Table 7 Dynamic response time and robustness of different detection algorithms.

Conclusion

This paper begins by deriving the GDSS operators and analyzing its discrete form in practical applications. The accuracy of the operator’s calculation is improved through Lagrange interpolation. Subsequently, a PLL and a positive–negative sequence separation module are integrated with the GDSS operator to achieve accurate harmonic current extraction in environments with variable frequency and three-phase unbalanced grids. Finally, experiments were designed to validate the proposed algorithm under various operating conditions. The main conclusions drawn from the experimental results are as follows:

The proposed harmonic current detection algorithm based on the GDSS is capable of accurately extracting harmonic currents within a single fundamental cycle, with a dynamic response time of 14 T/15. The proposed algorithm simultaneously offers high detection accuracy and fast response speed, making it well-suited for MEA’s variable-frequency-grids, which demand both rapid detection and precise harmonic current extraction.

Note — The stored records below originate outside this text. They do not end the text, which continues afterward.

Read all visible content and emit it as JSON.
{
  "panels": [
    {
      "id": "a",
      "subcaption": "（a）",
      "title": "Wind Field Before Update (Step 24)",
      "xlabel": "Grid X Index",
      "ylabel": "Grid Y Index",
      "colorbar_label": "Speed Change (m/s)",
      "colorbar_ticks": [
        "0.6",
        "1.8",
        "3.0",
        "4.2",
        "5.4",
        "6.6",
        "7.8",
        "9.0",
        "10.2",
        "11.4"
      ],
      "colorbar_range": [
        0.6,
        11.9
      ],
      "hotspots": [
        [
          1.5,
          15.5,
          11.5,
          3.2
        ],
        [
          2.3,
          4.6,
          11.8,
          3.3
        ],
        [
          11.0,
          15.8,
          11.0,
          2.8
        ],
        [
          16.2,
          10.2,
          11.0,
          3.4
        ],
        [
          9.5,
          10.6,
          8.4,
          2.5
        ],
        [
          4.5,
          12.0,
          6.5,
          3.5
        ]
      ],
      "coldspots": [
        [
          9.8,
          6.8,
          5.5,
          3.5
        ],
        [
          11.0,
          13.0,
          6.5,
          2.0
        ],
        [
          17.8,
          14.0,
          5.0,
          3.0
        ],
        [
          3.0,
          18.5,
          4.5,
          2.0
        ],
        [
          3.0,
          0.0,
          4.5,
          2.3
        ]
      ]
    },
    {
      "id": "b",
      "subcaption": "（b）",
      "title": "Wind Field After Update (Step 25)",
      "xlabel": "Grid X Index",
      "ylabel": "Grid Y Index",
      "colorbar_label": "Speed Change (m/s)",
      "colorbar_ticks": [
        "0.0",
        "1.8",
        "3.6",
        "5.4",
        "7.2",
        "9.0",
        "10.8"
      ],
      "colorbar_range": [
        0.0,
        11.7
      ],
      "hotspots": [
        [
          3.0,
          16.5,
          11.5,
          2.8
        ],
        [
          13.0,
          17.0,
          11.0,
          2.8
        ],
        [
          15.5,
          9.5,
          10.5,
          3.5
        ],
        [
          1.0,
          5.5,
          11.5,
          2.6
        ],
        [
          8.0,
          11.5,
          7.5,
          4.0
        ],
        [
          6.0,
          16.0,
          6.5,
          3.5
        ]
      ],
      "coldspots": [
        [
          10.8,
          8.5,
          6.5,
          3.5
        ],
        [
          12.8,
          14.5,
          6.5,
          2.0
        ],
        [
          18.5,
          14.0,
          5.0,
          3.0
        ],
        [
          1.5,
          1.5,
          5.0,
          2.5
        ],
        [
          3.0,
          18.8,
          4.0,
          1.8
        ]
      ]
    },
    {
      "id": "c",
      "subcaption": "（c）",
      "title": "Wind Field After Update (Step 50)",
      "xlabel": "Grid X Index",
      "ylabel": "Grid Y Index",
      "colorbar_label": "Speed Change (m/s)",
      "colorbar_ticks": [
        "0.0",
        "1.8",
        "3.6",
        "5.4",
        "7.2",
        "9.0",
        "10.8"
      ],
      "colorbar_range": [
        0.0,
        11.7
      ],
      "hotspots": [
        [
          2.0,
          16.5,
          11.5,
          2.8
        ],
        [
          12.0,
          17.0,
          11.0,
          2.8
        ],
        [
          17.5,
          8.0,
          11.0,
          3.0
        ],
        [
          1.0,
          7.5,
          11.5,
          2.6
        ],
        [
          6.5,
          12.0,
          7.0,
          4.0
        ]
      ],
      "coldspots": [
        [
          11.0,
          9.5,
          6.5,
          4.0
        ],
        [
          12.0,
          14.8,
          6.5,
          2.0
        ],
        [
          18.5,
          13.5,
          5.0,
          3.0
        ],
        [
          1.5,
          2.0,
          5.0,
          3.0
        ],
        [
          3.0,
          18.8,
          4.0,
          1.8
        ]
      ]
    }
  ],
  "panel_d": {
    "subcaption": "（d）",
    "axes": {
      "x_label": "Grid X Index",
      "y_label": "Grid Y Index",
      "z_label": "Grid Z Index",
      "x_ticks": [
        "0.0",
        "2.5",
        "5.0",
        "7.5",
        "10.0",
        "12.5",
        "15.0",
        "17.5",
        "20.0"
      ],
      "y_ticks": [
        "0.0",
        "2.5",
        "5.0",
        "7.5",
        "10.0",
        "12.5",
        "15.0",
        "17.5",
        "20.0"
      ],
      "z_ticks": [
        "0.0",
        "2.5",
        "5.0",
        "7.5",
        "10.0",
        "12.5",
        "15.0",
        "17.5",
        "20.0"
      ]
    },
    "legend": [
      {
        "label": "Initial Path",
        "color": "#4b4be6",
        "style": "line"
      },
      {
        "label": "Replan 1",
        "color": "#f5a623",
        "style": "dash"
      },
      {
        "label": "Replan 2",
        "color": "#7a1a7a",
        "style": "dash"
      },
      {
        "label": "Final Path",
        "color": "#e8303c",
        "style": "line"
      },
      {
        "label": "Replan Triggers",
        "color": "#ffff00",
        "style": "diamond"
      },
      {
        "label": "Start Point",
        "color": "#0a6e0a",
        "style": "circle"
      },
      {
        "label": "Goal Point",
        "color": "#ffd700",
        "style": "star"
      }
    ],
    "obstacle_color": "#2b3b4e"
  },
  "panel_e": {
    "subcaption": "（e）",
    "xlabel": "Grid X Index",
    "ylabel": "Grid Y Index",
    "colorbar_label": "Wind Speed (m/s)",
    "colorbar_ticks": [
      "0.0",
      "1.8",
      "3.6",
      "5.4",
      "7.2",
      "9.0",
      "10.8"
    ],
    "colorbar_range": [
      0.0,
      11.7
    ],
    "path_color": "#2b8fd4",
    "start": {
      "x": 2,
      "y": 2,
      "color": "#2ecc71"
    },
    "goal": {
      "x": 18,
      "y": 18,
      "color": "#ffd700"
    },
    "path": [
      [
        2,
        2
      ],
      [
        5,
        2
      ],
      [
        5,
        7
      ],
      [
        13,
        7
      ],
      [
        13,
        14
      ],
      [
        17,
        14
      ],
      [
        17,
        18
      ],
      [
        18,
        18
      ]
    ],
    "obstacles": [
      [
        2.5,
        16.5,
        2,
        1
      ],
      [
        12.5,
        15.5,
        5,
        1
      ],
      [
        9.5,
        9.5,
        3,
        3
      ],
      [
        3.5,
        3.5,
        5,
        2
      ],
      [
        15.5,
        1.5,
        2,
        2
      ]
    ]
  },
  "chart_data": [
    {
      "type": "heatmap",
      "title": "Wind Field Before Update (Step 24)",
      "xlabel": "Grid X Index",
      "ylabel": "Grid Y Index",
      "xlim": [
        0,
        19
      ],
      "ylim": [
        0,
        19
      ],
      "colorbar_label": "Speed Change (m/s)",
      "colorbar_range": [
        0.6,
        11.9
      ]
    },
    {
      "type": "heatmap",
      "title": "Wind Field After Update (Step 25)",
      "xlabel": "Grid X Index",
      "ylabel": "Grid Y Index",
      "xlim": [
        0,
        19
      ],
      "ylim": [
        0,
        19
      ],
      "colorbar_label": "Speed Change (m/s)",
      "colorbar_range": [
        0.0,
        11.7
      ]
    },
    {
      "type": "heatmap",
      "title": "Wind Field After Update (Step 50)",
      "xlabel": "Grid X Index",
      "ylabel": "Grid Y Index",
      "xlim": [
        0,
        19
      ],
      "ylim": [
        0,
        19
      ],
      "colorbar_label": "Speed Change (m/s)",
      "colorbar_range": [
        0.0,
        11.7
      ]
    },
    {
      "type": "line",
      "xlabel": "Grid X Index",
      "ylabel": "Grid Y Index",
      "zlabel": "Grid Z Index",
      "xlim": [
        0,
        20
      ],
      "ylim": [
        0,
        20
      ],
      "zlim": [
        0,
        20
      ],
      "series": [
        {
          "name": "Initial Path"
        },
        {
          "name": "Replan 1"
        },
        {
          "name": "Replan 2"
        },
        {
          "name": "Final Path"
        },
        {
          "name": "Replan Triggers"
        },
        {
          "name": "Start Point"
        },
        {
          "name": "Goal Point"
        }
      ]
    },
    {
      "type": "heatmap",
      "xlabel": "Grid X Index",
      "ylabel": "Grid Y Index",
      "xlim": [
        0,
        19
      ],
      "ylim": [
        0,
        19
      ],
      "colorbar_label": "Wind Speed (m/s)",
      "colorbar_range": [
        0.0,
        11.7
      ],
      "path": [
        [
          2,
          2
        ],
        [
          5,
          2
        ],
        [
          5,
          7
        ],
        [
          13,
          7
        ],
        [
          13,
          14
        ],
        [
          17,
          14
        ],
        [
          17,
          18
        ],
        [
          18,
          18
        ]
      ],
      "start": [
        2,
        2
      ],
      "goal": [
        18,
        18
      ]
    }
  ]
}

The proposed harmonic current detection algorithm based on GDSS demonstrates exceptional robustness, enabling it to quickly and accurately extract harmonic currents even in complex aviation environments. Compared to other methods, the proposed harmonic current detection algorithm based on GDSS achieves rapid and accurate synchronization under complex conditions, highlighting its exceptional capability in variable-frequency-grids of MEA.

While the proposed detection algorithm exhibits impressive performance, it does have limitations regarding computational complexity. Future work can focus on optimizing the operators to reduce the computational burden on the hardware.